La vera notizia è un’altra, anzi sono due. La prima è che la Cassazione rammenta a tutti i “distratti” che il concorso esterno è un reato grave, perché è grave la condotta di chi, come Dell’Utri, pur non stabilmente inserito in una organizzazione criminale, fornisce alla stessa un contributo volontario, consapevole, concreto e specifico. La seconda notizia, ancor più importante, è che la Cassazione conferma che il reato di concorso esterno in associazione mafiosa non è affatto di “creazione giurisprudenziale”, come spesso afferma chi non conosce bene la materia, mentre è invece scritto nel nostro codice penale perché costituisce frutto dell’applicazione combinata della norma generale dell’art. 110, che disciplina il concorso di persone nel reato, e della norma incriminatrice speciale di cui all’art. 416 bis, appunto l’associazione mafiosa, al pari dell’analoga applicazione combinata che si fa dell’art. 110 con altre norme incriminatrici come l’art. 575 per l’omicidio o l’art. 628 per la rapina, visto che è grazie a questo combinato disposto che può essere punito il complice dell’assassino o del rapinatore che gli fornisce la pistola per uccidere o rapinare, o che guida la moto che serve per commettere il delitto. Come si punisce a titolo di concorso in omicidio il complice dell’assassino, si punisce a titolo di concorso in associazione mafiosa il complice della mafia.
 
Elementare, Watson, verrebbe da dire.
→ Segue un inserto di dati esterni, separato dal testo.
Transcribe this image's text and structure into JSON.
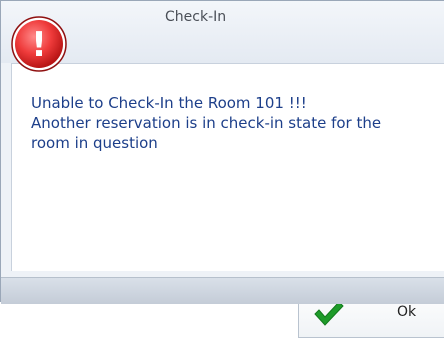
{
  "dialog": {
    "title": "Check-In",
    "icon": "error-icon",
    "icon_glyph": "!",
    "message_lines": [
      "Unable to Check-In the Room 101 !!!",
      "Another reservation is in check-in state for the",
      "room in question"
    ],
    "ok_label": "Ok",
    "ok_icon": "checkmark-icon"
  },
  "colors": {
    "message_text": "#1d3f8a",
    "error_red": "#e53a3a",
    "check_green": "#1e9b2a"
  }
}
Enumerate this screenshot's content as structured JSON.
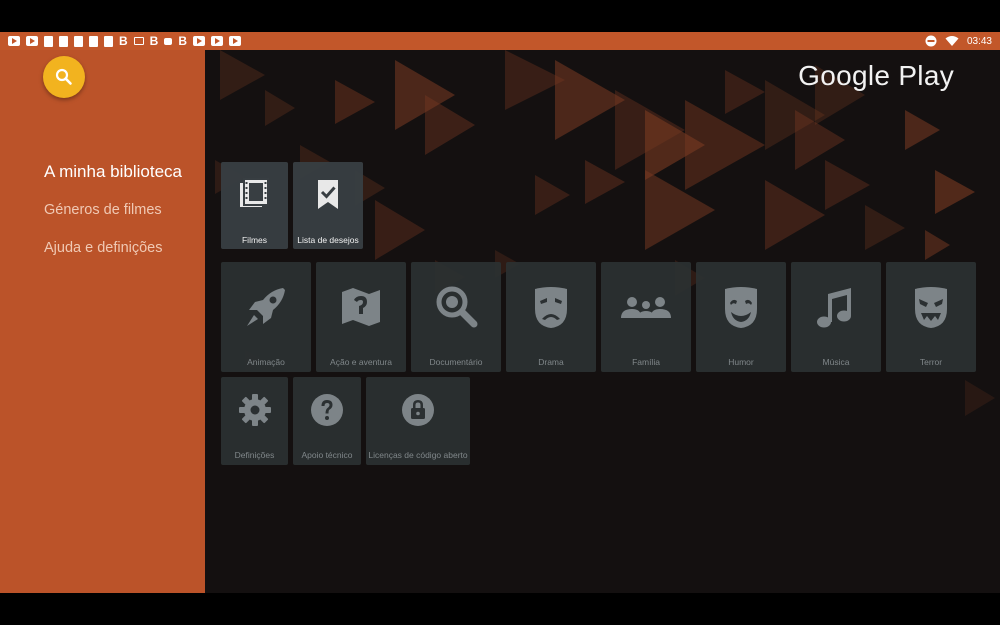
{
  "status_bar": {
    "bg_color": "#c2572a",
    "notification_icons": [
      "youtube-icon",
      "youtube-icon",
      "document-icon",
      "document-icon",
      "document-icon",
      "document-icon",
      "document-icon",
      "b-icon",
      "cast-icon",
      "b-icon",
      "bag-icon",
      "b-icon",
      "youtube-icon",
      "youtube-icon",
      "youtube-icon"
    ],
    "b_letter": "B",
    "time": "03:43"
  },
  "sidebar": {
    "bg_color": "#bb5329",
    "search_color": "#f2b31f",
    "items": [
      {
        "label": "A minha biblioteca",
        "active": true
      },
      {
        "label": "Géneros de filmes",
        "active": false
      },
      {
        "label": "Ajuda e definições",
        "active": false
      }
    ]
  },
  "logo": {
    "text": "Google Play"
  },
  "library_tiles": [
    {
      "label": "Filmes",
      "icon": "film-icon"
    },
    {
      "label": "Lista de desejos",
      "icon": "bookmark-check-icon"
    }
  ],
  "genre_tiles": [
    {
      "label": "Animação",
      "icon": "rocket-icon"
    },
    {
      "label": "Ação e aventura",
      "icon": "map-icon"
    },
    {
      "label": "Documentário",
      "icon": "magnifier-icon"
    },
    {
      "label": "Drama",
      "icon": "sad-mask-icon"
    },
    {
      "label": "Família",
      "icon": "people-icon"
    },
    {
      "label": "Humor",
      "icon": "happy-mask-icon"
    },
    {
      "label": "Música",
      "icon": "music-note-icon"
    },
    {
      "label": "Terror",
      "icon": "scary-mask-icon"
    }
  ],
  "help_tiles": [
    {
      "label": "Definições",
      "icon": "gear-icon"
    },
    {
      "label": "Apoio técnico",
      "icon": "question-icon"
    },
    {
      "label": "Licenças de código aberto",
      "icon": "lock-icon"
    }
  ]
}
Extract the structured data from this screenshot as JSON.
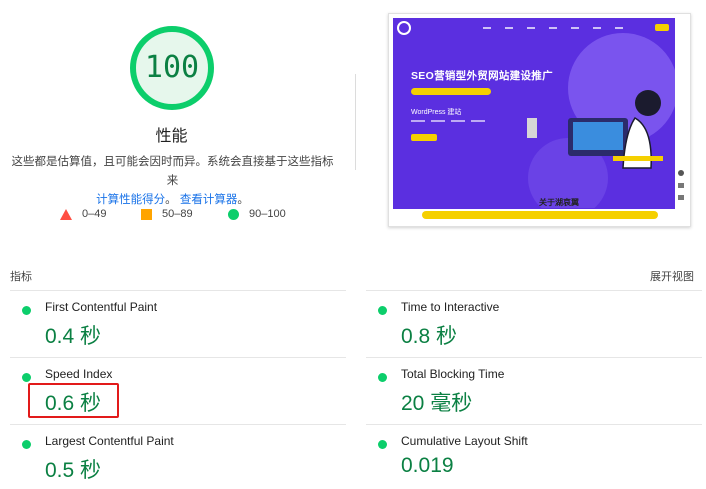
{
  "score": {
    "value": "100",
    "title": "性能",
    "ring_color": "#0cce6b",
    "ring_bg": "#e6f7ec",
    "text_color": "#0b8043",
    "fraction": 1.0
  },
  "description": {
    "line1": "这些都是估算值，且可能会因时而异。系统会直接基于这些指标来",
    "link1": "计算性能得分",
    "sep": "。",
    "link2": "查看计算器",
    "end": "。"
  },
  "legend": [
    {
      "label": "0–49",
      "shape": "triangle",
      "color": "#ff4e42"
    },
    {
      "label": "50–89",
      "shape": "square",
      "color": "#ffa400"
    },
    {
      "label": "90–100",
      "shape": "circle",
      "color": "#0cce6b"
    }
  ],
  "thumbnail": {
    "headline": "SEO营销型外贸网站建设推广",
    "sub": "WordPress 建站",
    "section_title": "关于湖哀翼",
    "hero_color": "#5b2fe0",
    "accent_color": "#f5d000"
  },
  "metrics": {
    "header": "指标",
    "expand_label": "展开视图",
    "items": [
      {
        "title": "First Contentful Paint",
        "value": "0.4 秒",
        "status_color": "#0cce6b"
      },
      {
        "title": "Time to Interactive",
        "value": "0.8 秒",
        "status_color": "#0cce6b"
      },
      {
        "title": "Speed Index",
        "value": "0.6 秒",
        "status_color": "#0cce6b"
      },
      {
        "title": "Total Blocking Time",
        "value": "20 毫秒",
        "status_color": "#0cce6b"
      },
      {
        "title": "Largest Contentful Paint",
        "value": "0.5 秒",
        "status_color": "#0cce6b"
      },
      {
        "title": "Cumulative Layout Shift",
        "value": "0.019",
        "status_color": "#0cce6b"
      }
    ]
  }
}
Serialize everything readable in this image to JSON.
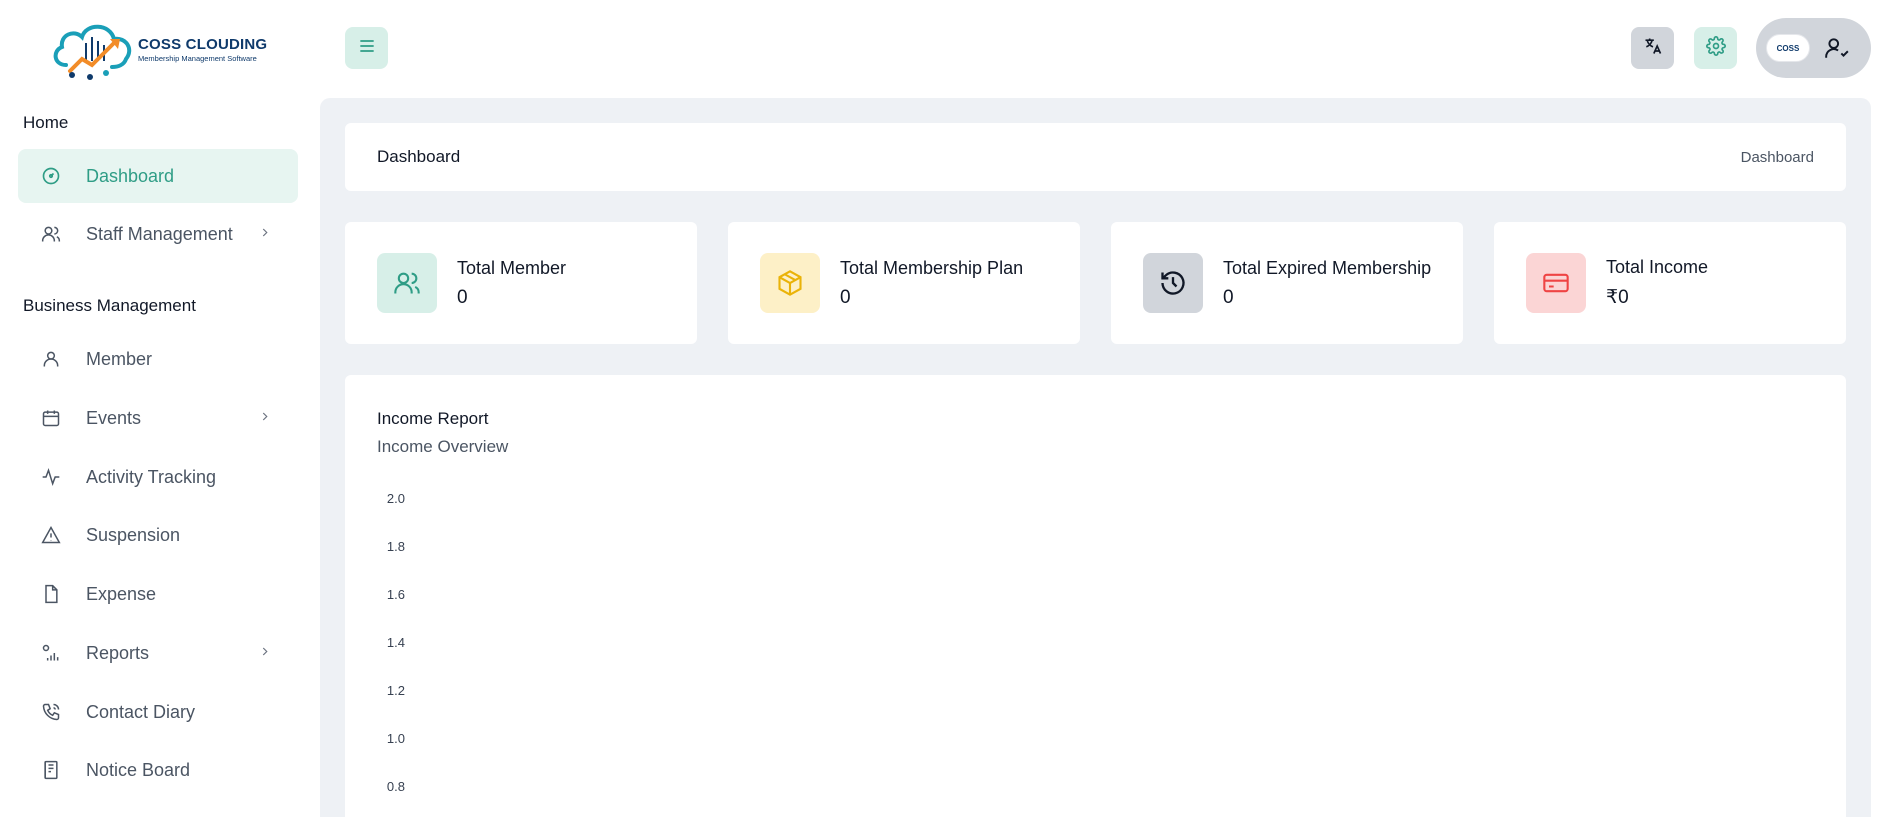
{
  "brand": {
    "title": "COSS CLOUDING",
    "subtitle": "Membership Management Software",
    "avatar_text": "COSS"
  },
  "sidebar": {
    "section_home": "Home",
    "section_business": "Business Management",
    "items": [
      {
        "label": "Dashboard",
        "icon": "dashboard-icon",
        "active": true,
        "chevron": false
      },
      {
        "label": "Staff Management",
        "icon": "users-icon",
        "active": false,
        "chevron": true
      },
      {
        "label": "Member",
        "icon": "user-icon",
        "active": false,
        "chevron": false
      },
      {
        "label": "Events",
        "icon": "calendar-icon",
        "active": false,
        "chevron": true
      },
      {
        "label": "Activity Tracking",
        "icon": "activity-icon",
        "active": false,
        "chevron": false
      },
      {
        "label": "Suspension",
        "icon": "warning-icon",
        "active": false,
        "chevron": false
      },
      {
        "label": "Expense",
        "icon": "file-icon",
        "active": false,
        "chevron": false
      },
      {
        "label": "Reports",
        "icon": "reports-icon",
        "active": false,
        "chevron": true
      },
      {
        "label": "Contact Diary",
        "icon": "phone-icon",
        "active": false,
        "chevron": false
      },
      {
        "label": "Notice Board",
        "icon": "notice-icon",
        "active": false,
        "chevron": false
      }
    ]
  },
  "header": {
    "menu_icon": "hamburger-icon",
    "translate_icon": "translate-icon",
    "settings_icon": "gear-icon",
    "profile_icon": "user-check-icon"
  },
  "page": {
    "title": "Dashboard",
    "breadcrumb": "Dashboard"
  },
  "stats": [
    {
      "label": "Total Member",
      "value": "0",
      "icon": "users-icon",
      "bg": "#d7efe8",
      "fg": "#2f9d86"
    },
    {
      "label": "Total Membership Plan",
      "value": "0",
      "icon": "package-icon",
      "bg": "#fdf0c7",
      "fg": "#eab308"
    },
    {
      "label": "Total Expired Membership",
      "value": "0",
      "icon": "history-icon",
      "bg": "#d1d5db",
      "fg": "#111827"
    },
    {
      "label": "Total Income",
      "value": "₹0",
      "icon": "credit-card-icon",
      "bg": "#fbd5d5",
      "fg": "#ef4444"
    }
  ],
  "income_report": {
    "title": "Income Report",
    "subtitle": "Income Overview"
  },
  "chart_data": {
    "type": "line",
    "title": "",
    "xlabel": "",
    "ylabel": "",
    "y_ticks": [
      "2.0",
      "1.8",
      "1.6",
      "1.4",
      "1.2",
      "1.0",
      "0.8"
    ],
    "ylim": [
      0.8,
      2.0
    ],
    "series": []
  },
  "colors": {
    "accent": "#2f9d86",
    "main_bg": "#eef1f5",
    "active_bg": "#e7f5f1"
  }
}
Ma altrettanto elementare non è stato nel pasticcio giurisprudenziale che si è creato nel caso di Bruno Contrada dove, da una parte, la Corte europea ha affermato che l’ex funzionario di polizia era stato ingiustamente condannato perché il concorso esterno sarebbe reato di creazione giurisprudenziale, e di conseguenza la Cassazione ha dovuto applicare la sentenza Cedu dichiarando ineseguibile e improduttiva di effetti penali la condanna ormai definitiva. E qualche giorno fa Contrada è stato perciò addirittura reintegrato in polizia con tutti gli onori.
 
Che succede allora? Siamo forse in presenza di un conflitto giurisprudenziale fra Europa e Italia? In realtà, il conflitto è solo apparente, perché nella sentenza i giudici europei non prendono posizione ma si limitano a constatare che “non è oggetto di contestazione fra le parti il fatto che il concorso esterno in associazione di tipo mafioso costituisca un reato di origine giurisprudenziale”.
 
Quindi, la decisione, da cui è derivata la riabilitazione di Contrada, dipende dal riconoscimento, da parte di chi ha rappresentato il Governo italiano davanti ai giudici europei, dell’origine giurisprudenziale del concorso esterno, che oggi viene contestata dalla Cassazione che, come è noto, svolge funzione “nomofilattica”, perché assicura l’uniforme interpretazione delle norme di diritto, cui tutta la giurisprudenza nazionale e gli altri organi dello Stato devono attenersi. Non sarebbe il caso che qualcuno ponga rimedio al pasticcio che il governo italiano attraverso i suoi rappresentanti ha causato nella vicenda Contrada violando il “diritto vivente”, e cioé quanto la Cassazione da anni insegna in materia, e ieri ha ribadito? Considerata la gravità delle condotte per le quali Contrada è stato condannato, sarebbe il minimo per ripristinare certezza del diritto ed impedire che Dell’Utri venga trattato in modo deteriore.